W ie soll man sich von einem Fußballfachmann verabschieden, dessen Expertisen sich stets auf Stammtischhöhe bewegten, der Taktik für überbewertet und Doping für sinnlos hielt, ein Thema, über das man an schönen Tagen sowieso nicht zu sprechen braucht? Die ARD hat die richtigen Worte zum dann doch etwas überraschenden Abschied von Mehmet Scholl gefunden. Sie bedankte sich bei ihrem „meinungsstarken, streitbaren und originellen Experten“.
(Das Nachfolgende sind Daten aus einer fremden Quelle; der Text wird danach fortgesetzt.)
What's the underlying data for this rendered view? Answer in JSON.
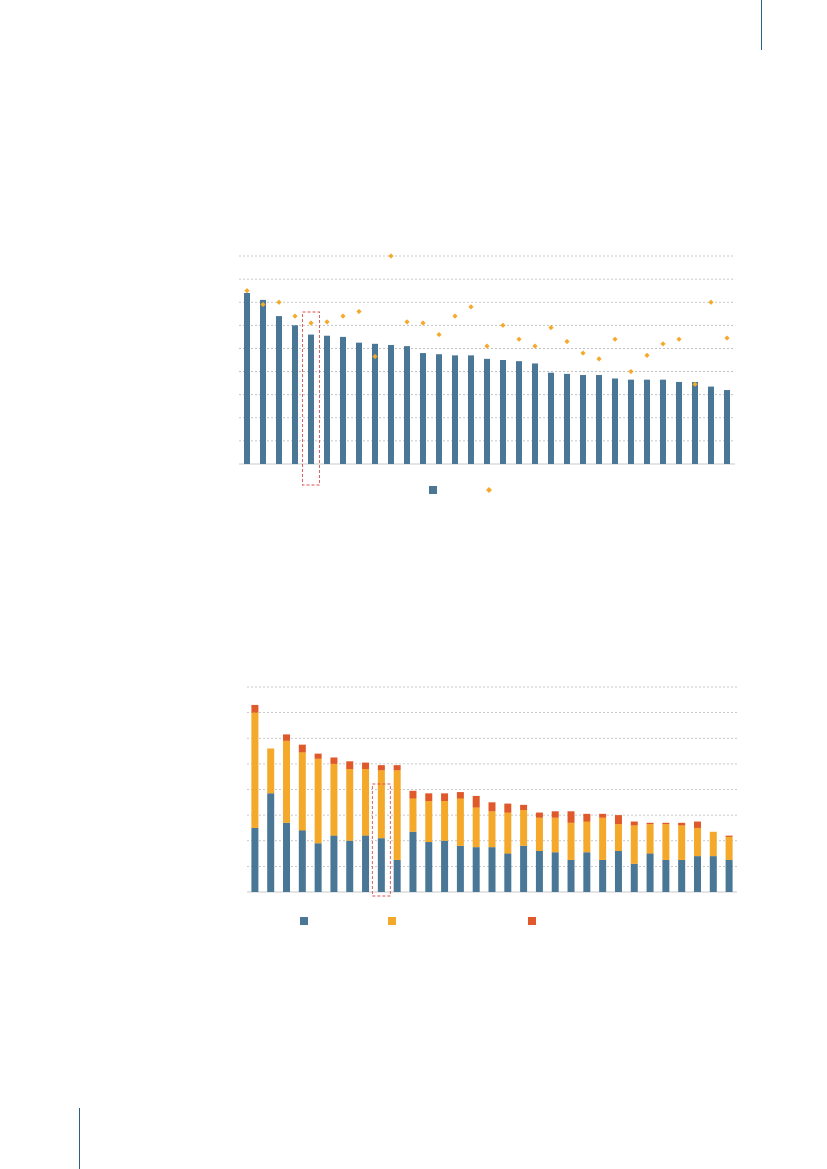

Deutlich über eine Million Euro jährlich sollen dem öffentlich-rechtlichen Sender die originellen Bauchkommentare des früheren Bayern-Profi wert gewesen sein. Er wurde als Experte präsentiert und honoriert, wie man eben einen Entertainer honoriert. Der Nachfolger soll in den nächsten Wochen bekannt gegeben werden. Kommt jetzt ein Experte, der etwas von Fußball versteht? Einer, der sich mit den strategischen Entwicklungen des Spiels auseinandersetzt, statt stets auf den nächsten Schenkelklopfer abzuzielen. Nutzt die ARD die günstige Gelegenheit, ihre Analysen künftig mit Fachkompetenz aufzuwerten?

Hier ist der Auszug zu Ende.